All progressed well through the vegetables until I reached the final layer of my sub.
"Carrots? We don't have carrots."
"You don't have carrots? Really?"
"Who puts carrots on a sandwich?"
"Everybody puts carrots on sandwiches in Australia!"
"Well, we don't have any carrot. Is that all?"

Disgruntled, I made my way to the pay point. I am starting to make sense of Canadian coinage, with their Twoonies and pennys and ducks and all. So I was quite pleased with myself in that I managed to gather together three dollars in small change.

"That will be three dollars twenty."
"Three twenty? Can I ask then why it says three dollars up there?"
"That's without tax."
"Why don't you write how much it's actually going to cost?"
"Because that's tax. It's three dollars twenty in total."

I'm never going to get used to tipping people and the crazy taxes here. I went to buy a coffee that was advertised for two fifty and it was... two fifty. There's no continuity in prices, people decide on a whim whether or not to include tax in their costs. When at pubs I just put in a couple of bucks more and hope the Canadians I'm with will figure it out. I like table service at bars though, saves lining up and the need to buy rounds. You just order as you go. However it makes it easier for people who try to be cheapskates at the end of the night. You soon realise the person who can't remember what they drunk have probably drunk the most, and leave them to balance it.

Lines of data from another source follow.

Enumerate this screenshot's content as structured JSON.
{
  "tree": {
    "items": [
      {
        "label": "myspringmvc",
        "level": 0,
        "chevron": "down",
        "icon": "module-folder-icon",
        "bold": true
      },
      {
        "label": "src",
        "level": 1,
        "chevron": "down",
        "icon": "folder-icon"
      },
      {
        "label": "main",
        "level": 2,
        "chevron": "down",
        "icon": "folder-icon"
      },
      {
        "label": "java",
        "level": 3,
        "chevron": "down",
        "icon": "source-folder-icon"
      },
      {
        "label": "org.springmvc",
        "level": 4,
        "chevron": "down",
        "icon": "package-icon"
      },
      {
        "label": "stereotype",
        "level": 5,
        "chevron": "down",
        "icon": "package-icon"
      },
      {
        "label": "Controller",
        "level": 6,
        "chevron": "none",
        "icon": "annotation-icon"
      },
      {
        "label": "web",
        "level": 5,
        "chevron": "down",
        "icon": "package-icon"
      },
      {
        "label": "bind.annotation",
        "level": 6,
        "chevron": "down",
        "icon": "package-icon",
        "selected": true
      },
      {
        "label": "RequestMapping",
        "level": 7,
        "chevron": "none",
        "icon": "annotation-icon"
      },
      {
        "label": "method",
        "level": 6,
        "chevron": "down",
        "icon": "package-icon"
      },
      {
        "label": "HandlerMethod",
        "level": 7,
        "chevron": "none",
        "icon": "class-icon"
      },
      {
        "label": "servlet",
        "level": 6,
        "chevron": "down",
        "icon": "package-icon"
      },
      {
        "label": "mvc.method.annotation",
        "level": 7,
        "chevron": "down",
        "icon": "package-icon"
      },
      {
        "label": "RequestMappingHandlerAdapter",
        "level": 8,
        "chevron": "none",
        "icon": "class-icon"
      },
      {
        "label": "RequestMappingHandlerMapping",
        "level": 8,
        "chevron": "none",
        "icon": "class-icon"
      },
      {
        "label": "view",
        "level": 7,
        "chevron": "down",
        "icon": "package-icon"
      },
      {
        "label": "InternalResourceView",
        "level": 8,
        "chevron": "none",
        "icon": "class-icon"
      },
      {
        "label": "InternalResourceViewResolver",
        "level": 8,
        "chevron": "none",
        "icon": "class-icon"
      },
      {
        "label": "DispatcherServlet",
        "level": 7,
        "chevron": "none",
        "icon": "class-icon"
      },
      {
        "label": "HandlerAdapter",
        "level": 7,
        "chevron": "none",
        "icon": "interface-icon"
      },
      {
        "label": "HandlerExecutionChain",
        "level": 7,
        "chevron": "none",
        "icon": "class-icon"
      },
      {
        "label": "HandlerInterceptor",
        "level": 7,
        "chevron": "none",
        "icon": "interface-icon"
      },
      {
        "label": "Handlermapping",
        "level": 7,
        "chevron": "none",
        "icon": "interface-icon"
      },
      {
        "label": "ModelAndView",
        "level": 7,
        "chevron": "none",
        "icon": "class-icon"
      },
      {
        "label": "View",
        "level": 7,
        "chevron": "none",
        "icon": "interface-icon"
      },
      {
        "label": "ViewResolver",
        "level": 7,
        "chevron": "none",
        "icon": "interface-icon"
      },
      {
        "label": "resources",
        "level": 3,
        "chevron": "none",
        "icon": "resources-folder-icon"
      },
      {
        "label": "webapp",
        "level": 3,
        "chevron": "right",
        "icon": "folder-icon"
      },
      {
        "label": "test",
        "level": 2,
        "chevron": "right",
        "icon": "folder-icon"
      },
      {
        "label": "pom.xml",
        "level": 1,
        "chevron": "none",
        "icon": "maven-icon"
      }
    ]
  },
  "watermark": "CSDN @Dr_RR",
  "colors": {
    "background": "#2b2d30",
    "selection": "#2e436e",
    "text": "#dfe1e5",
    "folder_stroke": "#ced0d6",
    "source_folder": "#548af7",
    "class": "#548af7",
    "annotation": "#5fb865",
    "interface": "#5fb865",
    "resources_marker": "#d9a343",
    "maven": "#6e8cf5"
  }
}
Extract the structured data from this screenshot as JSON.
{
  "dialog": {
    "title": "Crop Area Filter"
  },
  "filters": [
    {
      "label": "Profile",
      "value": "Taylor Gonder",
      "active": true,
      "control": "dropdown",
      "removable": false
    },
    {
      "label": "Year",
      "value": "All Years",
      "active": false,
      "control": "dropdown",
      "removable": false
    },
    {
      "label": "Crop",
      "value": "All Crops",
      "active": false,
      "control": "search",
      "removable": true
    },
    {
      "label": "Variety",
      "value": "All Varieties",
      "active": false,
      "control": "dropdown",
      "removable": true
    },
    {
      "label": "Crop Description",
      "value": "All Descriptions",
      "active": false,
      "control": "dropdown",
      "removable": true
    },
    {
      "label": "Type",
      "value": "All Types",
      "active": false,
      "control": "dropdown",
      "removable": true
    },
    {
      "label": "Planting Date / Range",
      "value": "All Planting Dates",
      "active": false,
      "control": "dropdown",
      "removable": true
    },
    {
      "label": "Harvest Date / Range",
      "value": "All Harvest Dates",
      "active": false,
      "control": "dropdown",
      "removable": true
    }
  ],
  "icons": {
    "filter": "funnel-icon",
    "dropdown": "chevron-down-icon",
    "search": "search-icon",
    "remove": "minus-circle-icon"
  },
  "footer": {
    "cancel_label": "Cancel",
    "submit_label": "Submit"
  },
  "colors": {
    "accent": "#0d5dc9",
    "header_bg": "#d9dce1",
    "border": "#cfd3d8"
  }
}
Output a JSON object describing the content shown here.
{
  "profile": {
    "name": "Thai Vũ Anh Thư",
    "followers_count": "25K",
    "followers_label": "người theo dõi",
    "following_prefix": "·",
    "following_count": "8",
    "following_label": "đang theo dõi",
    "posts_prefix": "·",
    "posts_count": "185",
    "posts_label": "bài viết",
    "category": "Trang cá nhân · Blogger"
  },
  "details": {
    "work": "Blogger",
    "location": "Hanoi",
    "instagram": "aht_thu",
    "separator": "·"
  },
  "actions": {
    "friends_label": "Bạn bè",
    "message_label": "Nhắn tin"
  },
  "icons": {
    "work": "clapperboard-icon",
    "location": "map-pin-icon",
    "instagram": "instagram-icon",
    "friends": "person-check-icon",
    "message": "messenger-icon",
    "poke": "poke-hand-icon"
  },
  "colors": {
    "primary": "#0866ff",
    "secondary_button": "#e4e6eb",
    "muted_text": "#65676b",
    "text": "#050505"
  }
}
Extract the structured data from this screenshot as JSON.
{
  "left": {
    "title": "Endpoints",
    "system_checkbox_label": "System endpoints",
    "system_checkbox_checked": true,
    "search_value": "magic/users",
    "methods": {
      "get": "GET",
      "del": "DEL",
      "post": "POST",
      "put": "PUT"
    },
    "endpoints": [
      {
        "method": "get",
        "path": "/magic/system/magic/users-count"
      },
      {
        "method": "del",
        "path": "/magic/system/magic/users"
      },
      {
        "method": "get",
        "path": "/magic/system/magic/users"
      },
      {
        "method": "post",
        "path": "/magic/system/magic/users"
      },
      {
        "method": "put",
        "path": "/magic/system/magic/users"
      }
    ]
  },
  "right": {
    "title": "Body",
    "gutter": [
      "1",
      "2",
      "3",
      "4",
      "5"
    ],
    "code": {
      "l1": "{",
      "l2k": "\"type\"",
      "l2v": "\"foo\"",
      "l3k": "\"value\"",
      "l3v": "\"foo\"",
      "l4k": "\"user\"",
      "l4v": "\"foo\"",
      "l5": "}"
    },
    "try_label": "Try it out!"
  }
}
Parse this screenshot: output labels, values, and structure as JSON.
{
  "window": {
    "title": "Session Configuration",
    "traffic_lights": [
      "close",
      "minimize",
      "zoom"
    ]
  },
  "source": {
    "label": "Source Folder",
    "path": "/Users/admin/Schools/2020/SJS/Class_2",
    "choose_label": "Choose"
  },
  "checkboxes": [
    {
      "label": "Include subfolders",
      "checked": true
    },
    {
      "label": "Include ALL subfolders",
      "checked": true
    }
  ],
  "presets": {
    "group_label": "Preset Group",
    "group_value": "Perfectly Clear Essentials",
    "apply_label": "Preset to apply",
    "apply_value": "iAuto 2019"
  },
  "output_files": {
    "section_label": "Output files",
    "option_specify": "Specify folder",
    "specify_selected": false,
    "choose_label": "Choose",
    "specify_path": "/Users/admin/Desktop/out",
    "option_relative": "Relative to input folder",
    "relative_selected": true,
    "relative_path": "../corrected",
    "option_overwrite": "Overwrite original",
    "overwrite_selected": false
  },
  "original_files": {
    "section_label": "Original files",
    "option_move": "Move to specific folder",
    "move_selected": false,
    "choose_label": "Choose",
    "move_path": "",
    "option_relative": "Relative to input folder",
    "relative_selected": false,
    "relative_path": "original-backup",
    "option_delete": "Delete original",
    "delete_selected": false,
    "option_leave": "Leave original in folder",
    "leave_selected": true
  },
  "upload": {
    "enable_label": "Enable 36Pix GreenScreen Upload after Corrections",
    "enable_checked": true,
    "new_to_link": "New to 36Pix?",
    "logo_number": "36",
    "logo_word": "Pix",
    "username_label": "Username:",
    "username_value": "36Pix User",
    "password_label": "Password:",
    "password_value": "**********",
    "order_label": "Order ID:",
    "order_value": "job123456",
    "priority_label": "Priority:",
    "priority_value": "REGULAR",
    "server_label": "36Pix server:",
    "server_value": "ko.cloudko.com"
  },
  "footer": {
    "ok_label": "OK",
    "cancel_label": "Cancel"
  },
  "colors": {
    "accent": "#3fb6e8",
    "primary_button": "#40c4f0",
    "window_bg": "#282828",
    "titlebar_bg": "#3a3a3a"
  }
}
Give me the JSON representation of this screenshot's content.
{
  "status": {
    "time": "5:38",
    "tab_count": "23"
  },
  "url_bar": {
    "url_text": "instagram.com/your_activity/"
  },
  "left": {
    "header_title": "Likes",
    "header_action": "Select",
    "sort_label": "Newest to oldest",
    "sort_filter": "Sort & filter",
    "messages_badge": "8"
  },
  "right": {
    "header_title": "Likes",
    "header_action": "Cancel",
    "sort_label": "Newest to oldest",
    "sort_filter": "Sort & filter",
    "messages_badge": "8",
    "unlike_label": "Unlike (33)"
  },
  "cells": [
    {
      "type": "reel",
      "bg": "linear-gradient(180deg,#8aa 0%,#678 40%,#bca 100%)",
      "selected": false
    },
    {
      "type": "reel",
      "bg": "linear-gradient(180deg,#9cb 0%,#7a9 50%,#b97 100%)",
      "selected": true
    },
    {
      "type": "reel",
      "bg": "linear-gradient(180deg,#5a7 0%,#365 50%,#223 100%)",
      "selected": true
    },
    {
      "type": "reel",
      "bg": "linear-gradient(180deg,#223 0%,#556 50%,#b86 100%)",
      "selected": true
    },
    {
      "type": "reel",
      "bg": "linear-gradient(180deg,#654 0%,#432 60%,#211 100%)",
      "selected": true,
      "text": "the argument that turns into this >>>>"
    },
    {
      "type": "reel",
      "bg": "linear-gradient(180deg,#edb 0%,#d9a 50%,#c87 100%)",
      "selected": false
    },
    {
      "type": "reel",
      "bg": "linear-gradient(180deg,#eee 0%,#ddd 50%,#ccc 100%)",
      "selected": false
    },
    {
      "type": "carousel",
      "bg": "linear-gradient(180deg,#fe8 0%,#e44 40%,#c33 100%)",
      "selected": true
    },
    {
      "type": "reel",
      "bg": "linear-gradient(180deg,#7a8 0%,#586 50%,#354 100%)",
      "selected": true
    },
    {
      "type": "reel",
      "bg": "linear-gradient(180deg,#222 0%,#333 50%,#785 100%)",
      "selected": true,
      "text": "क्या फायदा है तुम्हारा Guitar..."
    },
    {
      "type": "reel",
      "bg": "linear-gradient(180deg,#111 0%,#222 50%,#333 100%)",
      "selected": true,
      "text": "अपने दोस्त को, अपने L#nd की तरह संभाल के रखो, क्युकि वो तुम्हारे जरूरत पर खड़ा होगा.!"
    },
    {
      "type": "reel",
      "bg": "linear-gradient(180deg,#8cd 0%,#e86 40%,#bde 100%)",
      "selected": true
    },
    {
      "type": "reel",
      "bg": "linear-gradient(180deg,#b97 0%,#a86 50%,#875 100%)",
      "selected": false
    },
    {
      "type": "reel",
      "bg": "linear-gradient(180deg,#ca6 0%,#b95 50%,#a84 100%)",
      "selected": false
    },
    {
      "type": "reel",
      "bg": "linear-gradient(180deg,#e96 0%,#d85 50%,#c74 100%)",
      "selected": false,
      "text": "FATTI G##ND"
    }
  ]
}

Later at home I was complaining about my subway experience and the tax system to my housemate. We were arguing over the presence of carrots in sandwiches.
"Carrots aren't a salad vegetable!"
"They are! Where else do you get your beta carotene from?"
"They have every other vegetable you could want, why do you care about carrots?"
"Oh yeah... do they have beetroot?
"Beets? You guys put beets on sandwiches? That's so wrong! Beets are a condiment!"

Canadians and Australians still have a lot to learn about each other.